8.7.2 Releasing a Resource from Quarantine

While a resource is in quarantine, you can still manually take the resource from the comatose state to an offline state, and then bring it online or cluster migrate it to other cluster nodes.

To get the resource out of quarantine so that is once again able to automatically fail over:

  1. Log in to the node as the root user.

  2. Disable Cascade Failover Prevention. See Disabling Cascade Failover Prevention.

  3. Re-enable Cascade Failover Prevention. See Manually Enabling Cascade Failover Prevention.

8.7.3 Enabling or Disabling Cascade Failover Prevention

The Cascade Failover Prevention function is enabled by default when you install OES Cluster Services. You can control Cascade Failover Prevention by creating a configuration file in the /etc/modprobe.d folder, and using it to disable and enable the ncs_cascade_failover_detection_flag. Two detection modes are supported:

  • A value of 0 disables the function.

  • A value of 2 enables the function. This value is assumed of the configuration file does not exist, or if the flag line is not present in the file. The file does not exist by default.

The setting in the file is specific to a node, and is set separately on each node. After you modify the setting on a node, you must manually unload and reload OES Cluster Services software on the server to apply change. The setting persists through patches and upgrades.

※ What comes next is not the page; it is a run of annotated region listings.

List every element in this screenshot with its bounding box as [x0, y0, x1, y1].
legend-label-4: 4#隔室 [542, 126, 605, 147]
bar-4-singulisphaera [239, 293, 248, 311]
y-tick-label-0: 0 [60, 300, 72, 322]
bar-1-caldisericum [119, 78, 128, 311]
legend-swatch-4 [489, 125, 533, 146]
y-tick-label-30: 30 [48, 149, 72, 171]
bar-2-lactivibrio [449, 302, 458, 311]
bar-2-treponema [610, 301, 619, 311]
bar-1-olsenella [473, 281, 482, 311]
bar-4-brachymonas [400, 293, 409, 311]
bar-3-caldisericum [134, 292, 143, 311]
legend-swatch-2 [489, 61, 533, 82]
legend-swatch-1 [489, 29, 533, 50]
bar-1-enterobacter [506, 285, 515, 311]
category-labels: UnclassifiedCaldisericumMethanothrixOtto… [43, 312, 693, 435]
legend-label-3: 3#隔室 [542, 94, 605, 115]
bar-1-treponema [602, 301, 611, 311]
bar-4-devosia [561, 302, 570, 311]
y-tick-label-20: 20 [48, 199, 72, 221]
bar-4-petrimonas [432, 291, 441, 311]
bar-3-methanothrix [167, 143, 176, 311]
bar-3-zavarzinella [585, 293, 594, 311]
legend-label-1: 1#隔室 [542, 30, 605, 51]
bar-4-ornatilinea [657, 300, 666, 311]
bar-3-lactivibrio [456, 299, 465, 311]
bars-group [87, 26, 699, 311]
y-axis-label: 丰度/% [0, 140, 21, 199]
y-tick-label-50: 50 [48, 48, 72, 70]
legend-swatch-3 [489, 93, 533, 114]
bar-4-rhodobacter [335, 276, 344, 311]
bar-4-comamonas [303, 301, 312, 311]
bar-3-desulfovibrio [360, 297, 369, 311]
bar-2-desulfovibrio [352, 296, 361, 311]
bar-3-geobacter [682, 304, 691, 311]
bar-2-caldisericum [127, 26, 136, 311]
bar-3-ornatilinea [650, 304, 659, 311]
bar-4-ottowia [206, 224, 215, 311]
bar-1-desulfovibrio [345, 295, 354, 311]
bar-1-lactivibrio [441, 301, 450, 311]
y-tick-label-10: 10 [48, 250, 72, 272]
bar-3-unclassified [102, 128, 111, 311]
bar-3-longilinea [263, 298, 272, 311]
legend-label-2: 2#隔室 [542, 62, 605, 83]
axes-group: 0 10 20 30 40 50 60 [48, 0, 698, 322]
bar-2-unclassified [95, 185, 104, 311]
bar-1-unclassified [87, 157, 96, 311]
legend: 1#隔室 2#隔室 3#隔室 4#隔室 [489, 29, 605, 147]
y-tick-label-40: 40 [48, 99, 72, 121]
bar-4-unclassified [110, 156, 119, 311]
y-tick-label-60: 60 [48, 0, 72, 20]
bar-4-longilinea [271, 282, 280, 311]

Disabling Cascade Failover Prevention

You might need to disable the Cascade Failover Prevention function for the following reasons:

  • To get a resource out of quarantine and allow it to once again automatically fail over, you can temporarily disable the Cascade Failover Prevention function on the node where the resource was taken offline.

  • To stop using the Cascade Failover Prevention function in the cluster, you can disable the function on every node in the cluster.

To disable Cascade Failover Prevention:

  1. Log in to the node as the root user.

  2. Navigate to the /etc/modprobe.d folder.

  3. In a text editor, create a configuration file (such as novell-ncs.conf) under the /etc/modprobe.d folder.

    If the file already exists, open it.

  4. Add the following content to the file. If the line already exists, change the flag value to 0.

    options crm ncs_cascade_failover_detection_flag=0

    The flag value 0 disables Cascade Failover Prevention for the node.

  5. Save the file, then close the text editor.

  6. Open a terminal console, then restart OES Cluster Services software to apply the modified Cascade Failover Prevention setting on this node:

    rcnovell-ncs restart

    or

    systemctl restart novell-ncs.service
  7. Repeat this procedure on other nodes where you want to disable Cascade Failover Prevention.

  8. (Optional) Re-enable Cascade Failover Prevention as described in Manually Enabling Cascade Failover Prevention.

Manually Enabling Cascade Failover Prevention

You might need to manually re-enable Cascade Failover Prevention:

  • If you disabled the function to release resources from the quarantine

  • If you disabled the function for other reasons

To enable Cascade Failover Prevention:

  1. Log in to the node as the root user.

  2. Navigate to the /etc/modprobe.d folder.

  3. Use one of the following methods to enable Cascade Failover Prevention:

    • Delete the file: Delete the /etc/modprobe.d/novell-ncs.conf file that you created in Disabling Cascade Failover Prevention.

    • Change the value to 2: In a text editor, open the /etc/modprobe.d/novell-ncs.conf file that you created in Disabling Cascade Failover Prevention, change the flag value from 0 to 2, then save the file.

      options crm ncs_cascade_failover_detection_flag=2

      The flag value 2 enables Cascade Failover Prevention for the node.

    • Delete the line: In a text editor, open the /etc/modprobe.d/novell-ncs.conf file that you created in Disabling Cascade Failover Prevention, remove the ncs_cascade_failover_detection_flag line, then save the file.

  4. Open a terminal console, then restart OES Cluster Services software to apply the modified Cascade Failover Prevention setting on this node:

    rcnovell-ncs restart

    or

    systemctl restart novell-ncs.service
  5. Repeat this procedure on other nodes where you want to enable Cascade Failover Prevention.